Deployment Architecture

mermaid
graph TB
    subgraph Docker["Docker Compose"]
        subgraph CSTP["cstp-server (Python 3.11)"]
            PORT_9991["Port: 9991"]
            EP_CSTP["/cstp — JSON-RPC 2.0"]
            EP_MCP["/mcp — MCP Streamable HTTP"]
            EP_HEALTH["/health"]
            VOL_CONFIG["config/ (ro)"]
            VOL_GUARD["guardrails/"]
            VOL_DEC["decisions/"]
        end

        subgraph CHROMA["chromadb (chromadb/chroma)"]
            PORT_8000["Port: 8000"]
            VOL_CHROMA["chroma_data"]
            HB["/api/v1/heartbeat"]
        end

        CSTP -->|HTTP| CHROMA
    end

    NET["Network: cstp-network (bridge)"]
    Docker --- NET

Docker Image: Multi-stage build (python:3.11-slim)

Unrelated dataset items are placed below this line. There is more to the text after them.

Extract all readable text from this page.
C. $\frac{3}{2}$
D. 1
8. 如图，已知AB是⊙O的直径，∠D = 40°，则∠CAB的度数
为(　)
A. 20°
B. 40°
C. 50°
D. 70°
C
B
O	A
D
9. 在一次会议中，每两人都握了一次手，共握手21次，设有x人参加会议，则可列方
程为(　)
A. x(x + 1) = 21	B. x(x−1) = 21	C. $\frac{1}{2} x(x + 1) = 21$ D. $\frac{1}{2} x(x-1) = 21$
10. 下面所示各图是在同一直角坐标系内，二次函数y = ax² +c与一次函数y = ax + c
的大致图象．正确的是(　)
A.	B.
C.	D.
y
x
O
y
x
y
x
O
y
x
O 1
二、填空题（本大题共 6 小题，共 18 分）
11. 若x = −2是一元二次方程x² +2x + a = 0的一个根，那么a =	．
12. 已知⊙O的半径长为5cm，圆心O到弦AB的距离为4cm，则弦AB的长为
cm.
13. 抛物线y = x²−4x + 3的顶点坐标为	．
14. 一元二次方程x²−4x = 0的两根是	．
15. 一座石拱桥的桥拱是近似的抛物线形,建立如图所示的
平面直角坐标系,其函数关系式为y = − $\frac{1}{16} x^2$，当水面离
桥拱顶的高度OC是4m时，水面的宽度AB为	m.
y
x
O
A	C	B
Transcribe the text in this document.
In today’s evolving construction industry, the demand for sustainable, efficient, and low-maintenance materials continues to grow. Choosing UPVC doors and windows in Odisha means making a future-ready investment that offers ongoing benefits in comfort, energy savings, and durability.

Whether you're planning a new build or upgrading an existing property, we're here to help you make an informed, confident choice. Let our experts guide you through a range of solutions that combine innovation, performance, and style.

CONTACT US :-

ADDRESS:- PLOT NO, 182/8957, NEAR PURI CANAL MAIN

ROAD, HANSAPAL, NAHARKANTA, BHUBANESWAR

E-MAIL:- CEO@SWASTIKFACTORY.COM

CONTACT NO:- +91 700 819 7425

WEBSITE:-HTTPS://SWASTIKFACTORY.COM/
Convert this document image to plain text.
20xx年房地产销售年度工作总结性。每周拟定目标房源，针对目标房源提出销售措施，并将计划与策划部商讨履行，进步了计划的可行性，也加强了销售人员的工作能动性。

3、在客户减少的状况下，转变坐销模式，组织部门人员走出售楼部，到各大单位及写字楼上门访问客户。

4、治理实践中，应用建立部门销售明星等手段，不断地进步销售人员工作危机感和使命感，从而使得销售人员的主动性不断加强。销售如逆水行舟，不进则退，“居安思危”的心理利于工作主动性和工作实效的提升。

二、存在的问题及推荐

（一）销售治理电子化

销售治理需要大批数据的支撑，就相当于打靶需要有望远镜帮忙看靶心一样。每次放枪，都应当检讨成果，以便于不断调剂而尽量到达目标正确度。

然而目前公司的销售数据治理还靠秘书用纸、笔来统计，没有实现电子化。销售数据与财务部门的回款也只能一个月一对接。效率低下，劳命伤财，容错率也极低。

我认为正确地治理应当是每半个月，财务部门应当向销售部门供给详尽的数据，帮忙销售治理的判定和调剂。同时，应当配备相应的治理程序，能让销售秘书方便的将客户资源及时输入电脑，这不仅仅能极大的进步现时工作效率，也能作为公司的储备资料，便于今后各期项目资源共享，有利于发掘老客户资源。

  • Builder stage: Installs uv and Python dependencies from pyproject.toml
  • Runtime stage: Copies installed packages, app code, creates non-root user
  • Security: Runs as appuser (non-root), read-only config mounts
  • MCP: Both /cstp (JSON-RPC) and /mcp (MCP Streamable HTTP) are served on port 9991

Security Model

LayerMechanism
TransportHTTPS (reverse proxy recommended for production)
AuthenticationBearer token per agent, validated with secrets.compare_digest
AuthorizationAgent ID embedded in each request; audit trail records who did what
MCP AuthMCP Streamable HTTP inherits FastAPI bearer token middleware
SecretsEnvironment variables or ${VAR} expansion in YAML config
ContainerNon-root user, minimal base image, no-cache pip installs
CORSConfigurable allowed origins (defaults to *)
CSRFDashboard uses Flask-WTF CSRF protection

Released under the Apache 2.0 License.